Holy smokes Sound As Ever had the rock turbos on and Rogers asked the crowd to view their chart positions like cricket scores in that they have scored plenty of centuries. What I Don’t Know ‘Bout You and Damage were sensational. Constance George was dedicated to people getting home safe and it’s an issue the band are passionate about. Some smart arse yelled out “Sturt suck” to which Rogers responded “tell your therapist, I’m working”. Minor Byrd sounds as good as always and as a prelude to Junk Rogers spoke about being in a US hotel room in 1997 with Andy and to hear the rest of the story punters would need to go to the Grace Emily Hotel later that night. Purple Sneakers, Cathy’s Clown were fantastic and Heavy Heart was to and according to Rogers was number sixty three in the charts in 1998. It was great to hear Billy with Rogers saying they were 3/212 (cricket score) referring to the chart classic Mr Milk. Rogers thanked the crowd for giving them a chance and that it felt like a limb had fallen off playing without papa Andy. The band went out with a bang in Rumble and Berlin Chair.

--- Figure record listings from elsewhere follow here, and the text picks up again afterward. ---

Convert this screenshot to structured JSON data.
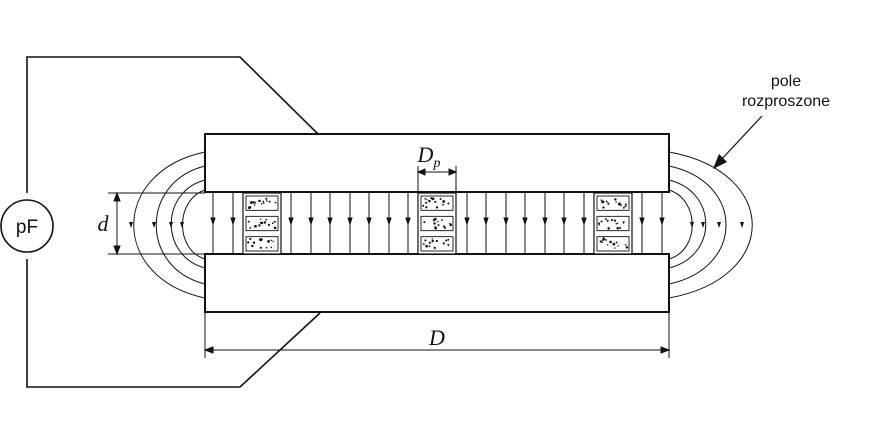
{
  "labels": {
    "meter": "pF",
    "stray_field_line1": "pole",
    "stray_field_line2": "rozproszone",
    "gap_symbol": "d",
    "diameter_symbol": "D",
    "pore_symbol_main": "D",
    "pore_symbol_sub": "p"
  },
  "colors": {
    "ink": "#111111",
    "background": "#ffffff",
    "pore_fill": "#ffffff"
  }
}
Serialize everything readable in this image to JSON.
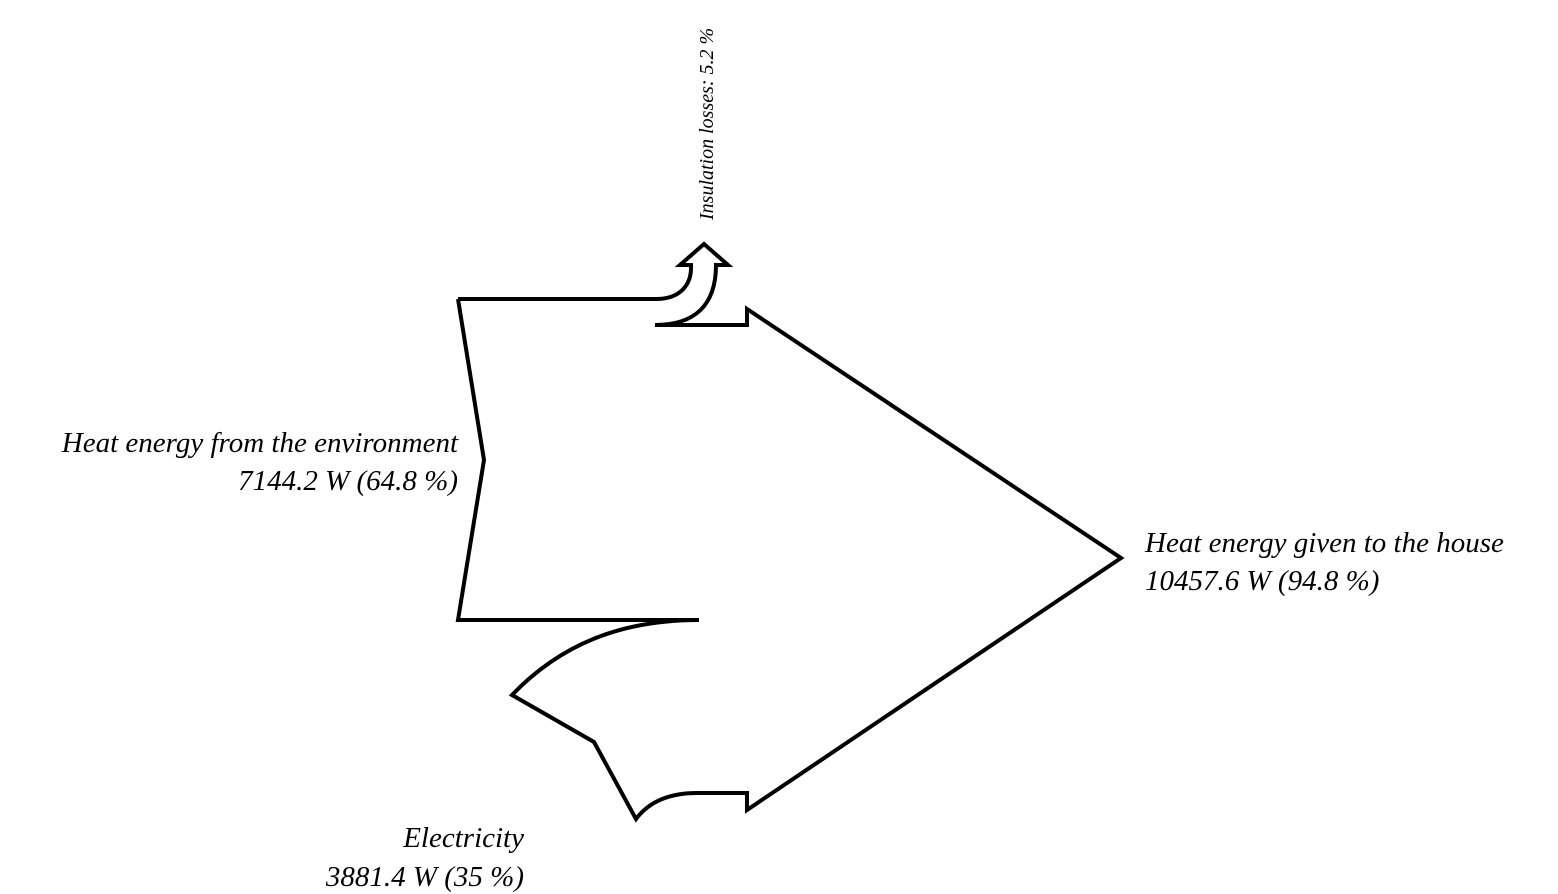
{
  "diagram": {
    "type": "sankey",
    "stroke_color": "#000000",
    "background": "#ffffff",
    "inputs": [
      {
        "id": "environment",
        "name": "Heat energy from the environment",
        "value_text": "7144.2 W (64.8 %)",
        "value_w": 7144.2,
        "percent": 64.8
      },
      {
        "id": "electricity",
        "name": "Electricity",
        "value_text": "3881.4 W (35 %)",
        "value_w": 3881.4,
        "percent": 35
      }
    ],
    "outputs": [
      {
        "id": "house",
        "name": "Heat energy given to the house",
        "value_text": "10457.6 W (94.8 %)",
        "value_w": 10457.6,
        "percent": 94.8
      },
      {
        "id": "losses",
        "label": "Insulation losses: 5.2 %",
        "percent": 5.2
      }
    ]
  }
}
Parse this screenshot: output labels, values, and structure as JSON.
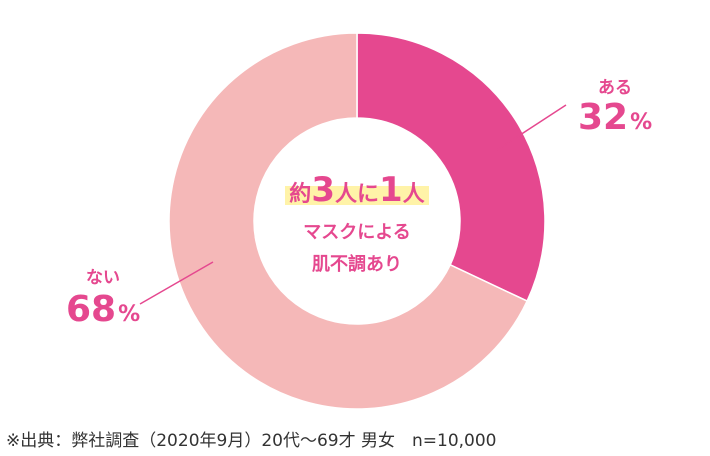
{
  "chart_data": {
    "type": "pie",
    "donut": true,
    "categories": [
      "ある",
      "ない"
    ],
    "values": [
      32,
      68
    ],
    "unit": "%",
    "colors": [
      "#e5488f",
      "#f5b8b8"
    ],
    "center_text": {
      "line1_prefix": "約",
      "line1_n1": "3",
      "line1_mid": "人に",
      "line1_n2": "1",
      "line1_suffix": "人",
      "line2": "マスクによる",
      "line3": "肌不調あり"
    },
    "labels": {
      "aru": {
        "name": "ある",
        "value": "32",
        "unit": "%"
      },
      "nai": {
        "name": "ない",
        "value": "68",
        "unit": "%"
      }
    }
  },
  "source_note": "※出典：弊社調査（2020年9月）20代〜69才 男女　n=10,000"
}
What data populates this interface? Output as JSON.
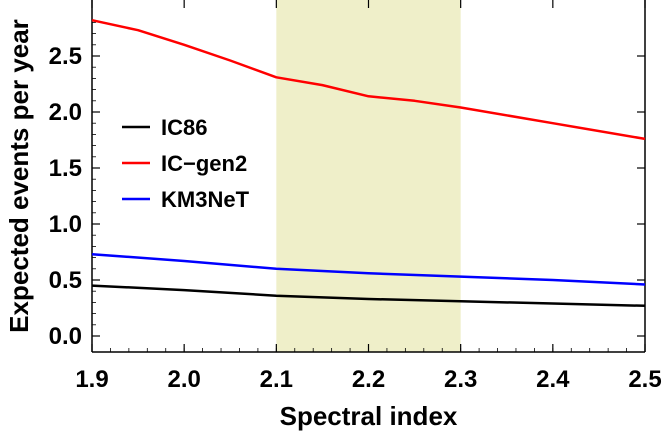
{
  "chart_data": {
    "type": "line",
    "xlabel": "Spectral index",
    "ylabel": "Expected events per year",
    "xlim": [
      1.9,
      2.5
    ],
    "ylim": [
      0.0,
      2.8
    ],
    "xticks": [
      "1.9",
      "2.0",
      "2.1",
      "2.2",
      "2.3",
      "2.4",
      "2.5"
    ],
    "yticks": [
      "0.0",
      "0.5",
      "1.0",
      "1.5",
      "2.0",
      "2.5"
    ],
    "shaded_band": {
      "x": [
        2.1,
        2.3
      ],
      "color": "#efefc9"
    },
    "legend_position": "left-center",
    "grid": false,
    "series": [
      {
        "name": "IC86",
        "color": "#000000",
        "x": [
          1.9,
          2.0,
          2.1,
          2.2,
          2.3,
          2.4,
          2.5
        ],
        "y": [
          0.45,
          0.41,
          0.36,
          0.33,
          0.31,
          0.29,
          0.27
        ]
      },
      {
        "name": "IC−gen2",
        "color": "#ff0000",
        "x": [
          1.9,
          1.95,
          2.0,
          2.05,
          2.1,
          2.15,
          2.2,
          2.25,
          2.3,
          2.4,
          2.5
        ],
        "y": [
          2.82,
          2.73,
          2.6,
          2.46,
          2.31,
          2.24,
          2.14,
          2.1,
          2.04,
          1.9,
          1.76
        ]
      },
      {
        "name": "KM3NeT",
        "color": "#0000ff",
        "x": [
          1.9,
          2.0,
          2.1,
          2.2,
          2.3,
          2.4,
          2.5
        ],
        "y": [
          0.73,
          0.67,
          0.6,
          0.56,
          0.53,
          0.5,
          0.46
        ]
      }
    ]
  }
}
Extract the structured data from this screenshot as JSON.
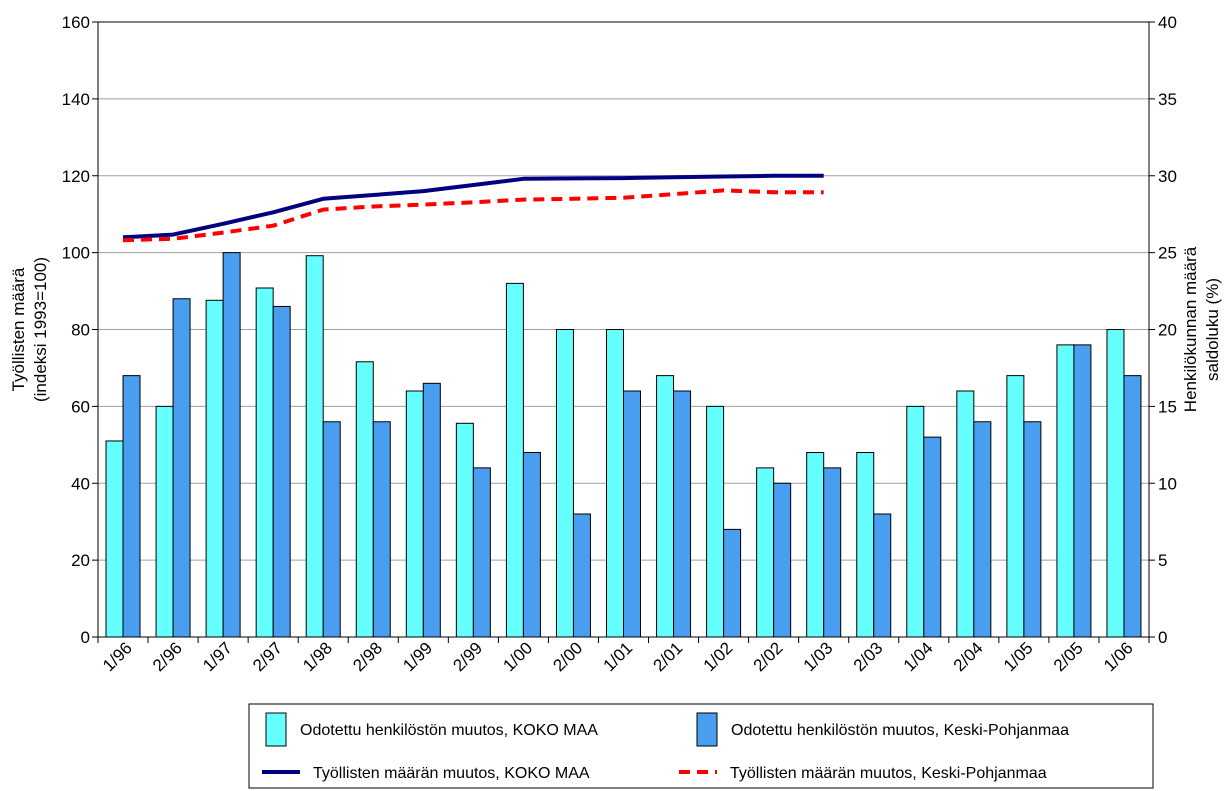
{
  "chart_data": {
    "type": "bar",
    "categories": [
      "1/96",
      "2/96",
      "1/97",
      "2/97",
      "1/98",
      "2/98",
      "1/99",
      "2/99",
      "1/00",
      "2/00",
      "1/01",
      "2/01",
      "1/02",
      "2/02",
      "1/03",
      "2/03",
      "1/04",
      "2/04",
      "1/05",
      "2/05",
      "1/06"
    ],
    "left_axis": {
      "title_line1": "Työllisten määrä",
      "title_line2": "(indeksi 1993=100)",
      "ylim": [
        0,
        160
      ],
      "ticks": [
        0,
        20,
        40,
        60,
        80,
        100,
        120,
        140,
        160
      ]
    },
    "right_axis": {
      "title_line1": "Henkilökunnan määrä",
      "title_line2": "saldoluku (%)",
      "ylim": [
        0,
        40
      ],
      "ticks": [
        0,
        5,
        10,
        15,
        20,
        25,
        30,
        35,
        40
      ]
    },
    "grid": true,
    "bar_series": [
      {
        "name": "Odotettu henkilöstön muutos, KOKO MAA",
        "axis": "right",
        "color": "#66ffff",
        "values": [
          12.75,
          15,
          21.9,
          22.7,
          24.8,
          17.9,
          16,
          13.9,
          23,
          20,
          20,
          17,
          15,
          11,
          12,
          12,
          15,
          16,
          17,
          19,
          20
        ]
      },
      {
        "name": "Odotettu henkilöstön muutos, Keski-Pohjanmaa",
        "axis": "right",
        "color": "#4a9ef0",
        "values": [
          17,
          22,
          25,
          21.5,
          14,
          14,
          16.5,
          11,
          12,
          8,
          16,
          16,
          7,
          10,
          11,
          8,
          13,
          14,
          14,
          19,
          17
        ]
      }
    ],
    "line_series": [
      {
        "name": "Työllisten määrän  muutos, KOKO MAA",
        "axis": "left",
        "color": "#000080",
        "style": "solid",
        "values": [
          104,
          104.7,
          107.5,
          110.5,
          114,
          115,
          116,
          117.6,
          119.2,
          119.3,
          119.4,
          119.6,
          119.8,
          120,
          120,
          null,
          null,
          null,
          null,
          null,
          null
        ]
      },
      {
        "name": "Työllisten määrän muutos, Keski-Pohjanmaa",
        "axis": "left",
        "color": "#ff0000",
        "style": "dashed",
        "values": [
          103.2,
          103.6,
          105.2,
          107,
          111.2,
          112,
          112.5,
          113.1,
          113.8,
          114,
          114.3,
          115.2,
          116.2,
          115.7,
          115.7,
          null,
          null,
          null,
          null,
          null,
          null
        ]
      }
    ]
  }
}
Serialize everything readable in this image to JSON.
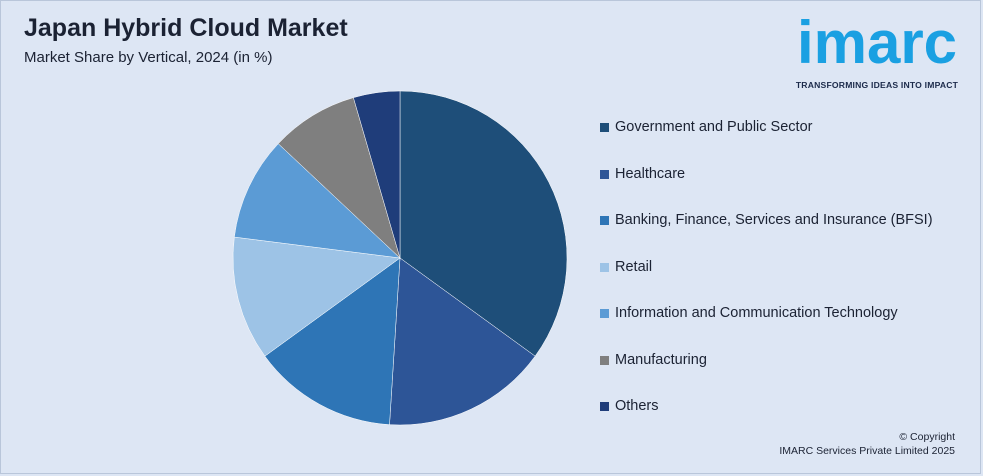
{
  "header": {
    "title": "Japan Hybrid Cloud Market",
    "subtitle": "Market Share by Vertical, 2024 (in %)"
  },
  "logo": {
    "word": "imarc",
    "tagline": "TRANSFORMING IDEAS INTO IMPACT",
    "color": "#1aa0e2"
  },
  "footer": {
    "line1": "© Copyright",
    "line2": "IMARC Services Private Limited 2025"
  },
  "chart_data": {
    "type": "pie",
    "title": "Japan Hybrid Cloud Market",
    "subtitle": "Market Share by Vertical, 2024 (in %)",
    "legend_position": "right",
    "series": [
      {
        "name": "Government and Public Sector",
        "value": 35.0,
        "color": "#1e4e79"
      },
      {
        "name": "Healthcare",
        "value": 16.0,
        "color": "#2d5597"
      },
      {
        "name": "Banking, Finance, Services and Insurance (BFSI)",
        "value": 14.0,
        "color": "#2e75b6"
      },
      {
        "name": "Retail",
        "value": 12.0,
        "color": "#9dc3e6"
      },
      {
        "name": "Information and Communication Technology",
        "value": 10.0,
        "color": "#5b9bd5"
      },
      {
        "name": "Manufacturing",
        "value": 8.5,
        "color": "#7f7f7f"
      },
      {
        "name": "Others",
        "value": 4.5,
        "color": "#1f3d7a"
      }
    ]
  }
}
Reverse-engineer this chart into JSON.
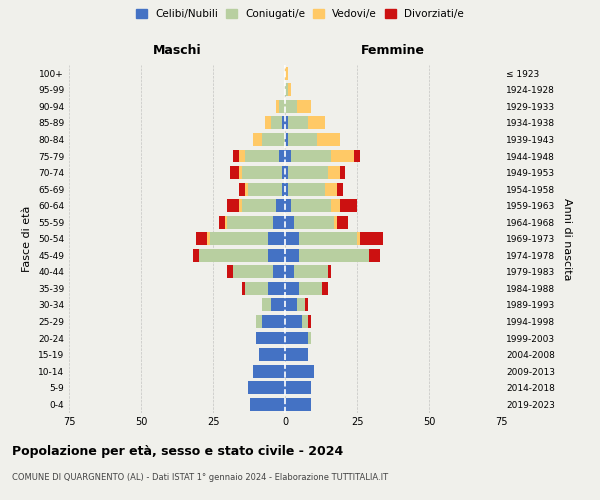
{
  "age_groups": [
    "0-4",
    "5-9",
    "10-14",
    "15-19",
    "20-24",
    "25-29",
    "30-34",
    "35-39",
    "40-44",
    "45-49",
    "50-54",
    "55-59",
    "60-64",
    "65-69",
    "70-74",
    "75-79",
    "80-84",
    "85-89",
    "90-94",
    "95-99",
    "100+"
  ],
  "birth_years": [
    "2019-2023",
    "2014-2018",
    "2009-2013",
    "2004-2008",
    "1999-2003",
    "1994-1998",
    "1989-1993",
    "1984-1988",
    "1979-1983",
    "1974-1978",
    "1969-1973",
    "1964-1968",
    "1959-1963",
    "1954-1958",
    "1949-1953",
    "1944-1948",
    "1939-1943",
    "1934-1938",
    "1929-1933",
    "1924-1928",
    "≤ 1923"
  ],
  "male_celibe": [
    12,
    13,
    11,
    9,
    10,
    8,
    5,
    6,
    4,
    6,
    6,
    4,
    3,
    1,
    1,
    2,
    0,
    1,
    0,
    0,
    0
  ],
  "male_coniugato": [
    0,
    0,
    0,
    0,
    0,
    2,
    3,
    8,
    14,
    24,
    20,
    16,
    12,
    12,
    14,
    12,
    8,
    4,
    2,
    0,
    0
  ],
  "male_vedovo": [
    0,
    0,
    0,
    0,
    0,
    0,
    0,
    0,
    0,
    0,
    1,
    1,
    1,
    1,
    1,
    2,
    3,
    2,
    1,
    0,
    0
  ],
  "male_divorziato": [
    0,
    0,
    0,
    0,
    0,
    0,
    0,
    1,
    2,
    2,
    4,
    2,
    4,
    2,
    3,
    2,
    0,
    0,
    0,
    0,
    0
  ],
  "female_celibe": [
    9,
    9,
    10,
    8,
    8,
    6,
    4,
    5,
    3,
    5,
    5,
    3,
    2,
    1,
    1,
    2,
    1,
    1,
    0,
    0,
    0
  ],
  "female_coniugato": [
    0,
    0,
    0,
    0,
    1,
    2,
    3,
    8,
    12,
    24,
    20,
    14,
    14,
    13,
    14,
    14,
    10,
    7,
    4,
    1,
    0
  ],
  "female_vedovo": [
    0,
    0,
    0,
    0,
    0,
    0,
    0,
    0,
    0,
    0,
    1,
    1,
    3,
    4,
    4,
    8,
    8,
    6,
    5,
    1,
    1
  ],
  "female_divorziato": [
    0,
    0,
    0,
    0,
    0,
    1,
    1,
    2,
    1,
    4,
    8,
    4,
    6,
    2,
    2,
    2,
    0,
    0,
    0,
    0,
    0
  ],
  "colors": {
    "celibe": "#4472c4",
    "coniugato": "#b8cfa0",
    "vedovo": "#ffc966",
    "divorziato": "#cc1111"
  },
  "xlim": 75,
  "title": "Popolazione per età, sesso e stato civile - 2024",
  "subtitle": "COMUNE DI QUARGNENTO (AL) - Dati ISTAT 1° gennaio 2024 - Elaborazione TUTTITALIA.IT",
  "ylabel_left": "Fasce di età",
  "ylabel_right": "Anni di nascita",
  "xlabel_left": "Maschi",
  "xlabel_right": "Femmine",
  "background_color": "#f0f0eb",
  "legend_labels": [
    "Celibi/Nubili",
    "Coniugati/e",
    "Vedovi/e",
    "Divorziati/e"
  ]
}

Hoodoo Gurus headlined Under The Southern Stars and I would say that this would be right up there in terms of one of the best shows I’ve ever seen them play. Place In The Sun was for the previous day’s record breaking hottest day. The hit machine pumped out Tojo and Right Time then pulling out left fielder Gene Hackman. Referred to its alternate name Safe & Sound it was Waking Up Tired that was next. Dave Faulkner encourage the crowd to sing-a-long to Death Defying which was followed by You’ve Got Another Thing Coming and 1985’s Poison Pen. Already there was plenty to excite the most die hard of Hoodoo Gurus fans. Wow! Castles In The Air was there and Faulkner asked the crowd to join them on a spiritual level on Come Anytime. Arguably Bitter Sweet I think is one of the best rock songs ever written sound better and better each time I hear it. I loved the intensity of Axegrinder and they closed the set on Miss Freelove, 1000 Miles Away (described as their lullaby) and Where Nowhere Is. Returning for an encore doesn’t get any bigger than My Girl, What’s My Scene and Like Wow – Wipeout.
Under The Southern Stars was a great event and no doubt that it will only continue to get bigger and better here in Adelaide in 2020. Fingers crossed this festival becomes a permanent fixture on the rock music calendar.